In human communication, I suspect that the biggest element of subtext is identity.  We self-identify based on how we invest our time, our hearts and our minds. I personally identify myself based on my gender, family, religion, profession and my favorite hobbies (in my case music, camping and water-sports). We cross-identify based on cultural norms. In more liberal societies, we impose less constraint on others’ identities, while more authoritarian Hour Glasssocieties narrow the options. Another way of stating this, my suspicion, is that answers to three questions form the core of subtext:

  1. How do I identify myself?
  2. How does my self-image color the way I identify others?

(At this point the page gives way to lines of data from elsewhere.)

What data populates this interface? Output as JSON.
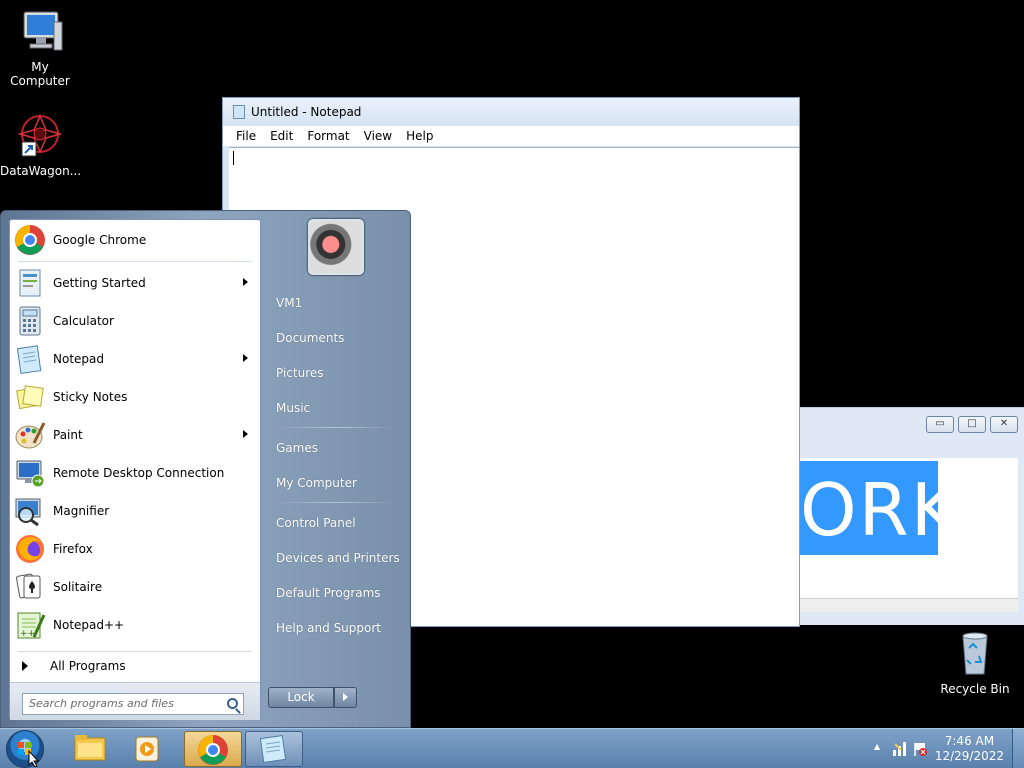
{
  "desktop": {
    "icons": [
      {
        "label": "My Computer"
      },
      {
        "label": "DataWagon..."
      },
      {
        "label": "Recycle Bin"
      }
    ]
  },
  "notepad": {
    "title": "Untitled - Notepad",
    "menu": [
      "File",
      "Edit",
      "Format",
      "View",
      "Help"
    ]
  },
  "background_window": {
    "visible_text": "ORK",
    "controls": {
      "minimize": "▭",
      "maximize": "□",
      "close": "✕"
    }
  },
  "start_menu": {
    "programs": [
      {
        "label": "Google Chrome",
        "icon": "chrome-icon",
        "submenu": false
      },
      {
        "label": "Getting Started",
        "icon": "getting-started-icon",
        "submenu": true
      },
      {
        "label": "Calculator",
        "icon": "calculator-icon",
        "submenu": false
      },
      {
        "label": "Notepad",
        "icon": "notepad-icon",
        "submenu": true
      },
      {
        "label": "Sticky Notes",
        "icon": "sticky-notes-icon",
        "submenu": false
      },
      {
        "label": "Paint",
        "icon": "paint-icon",
        "submenu": true
      },
      {
        "label": "Remote Desktop Connection",
        "icon": "remote-desktop-icon",
        "submenu": false
      },
      {
        "label": "Magnifier",
        "icon": "magnifier-icon",
        "submenu": false
      },
      {
        "label": "Firefox",
        "icon": "firefox-icon",
        "submenu": false
      },
      {
        "label": "Solitaire",
        "icon": "solitaire-icon",
        "submenu": false
      },
      {
        "label": "Notepad++",
        "icon": "notepad-plus-plus-icon",
        "submenu": false
      }
    ],
    "all_programs": "All Programs",
    "search_placeholder": "Search programs and files",
    "right_items": [
      {
        "label": "VM1"
      },
      {
        "label": "Documents"
      },
      {
        "label": "Pictures"
      },
      {
        "label": "Music"
      },
      {
        "label": "Games"
      },
      {
        "label": "My Computer"
      },
      {
        "label": "Control Panel"
      },
      {
        "label": "Devices and Printers"
      },
      {
        "label": "Default Programs"
      },
      {
        "label": "Help and Support"
      }
    ],
    "lock_label": "Lock"
  },
  "taskbar": {
    "time": "7:46 AM",
    "date": "12/29/2022",
    "tray_up_arrow": "▲"
  },
  "colors": {
    "selection_blue": "#3399ff",
    "taskbar": "#6a8fbb"
  }
}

  3. How do others identify me?

These first three core elements of of subtext change with context. The two most persistent and universal elements of context are time and space. Where I am (space) changes the way I see myself and others. If I’m at home or abroad, in the campground or standing on risers set up for a choir, I see myself differently. The differences are  in the priorities in which I organize the aspects of my identity and others’ identities. Time interacts with identity in a similar way. In the United States at the time of this post, we are in the midst of a polemical Presidential campaign season. During this time I am more likely to shift my political views to a higher position in my overall identity. The point of this post is that subtext serves as a sandy foundation upon which we build social interactions, affecting communication and cognition.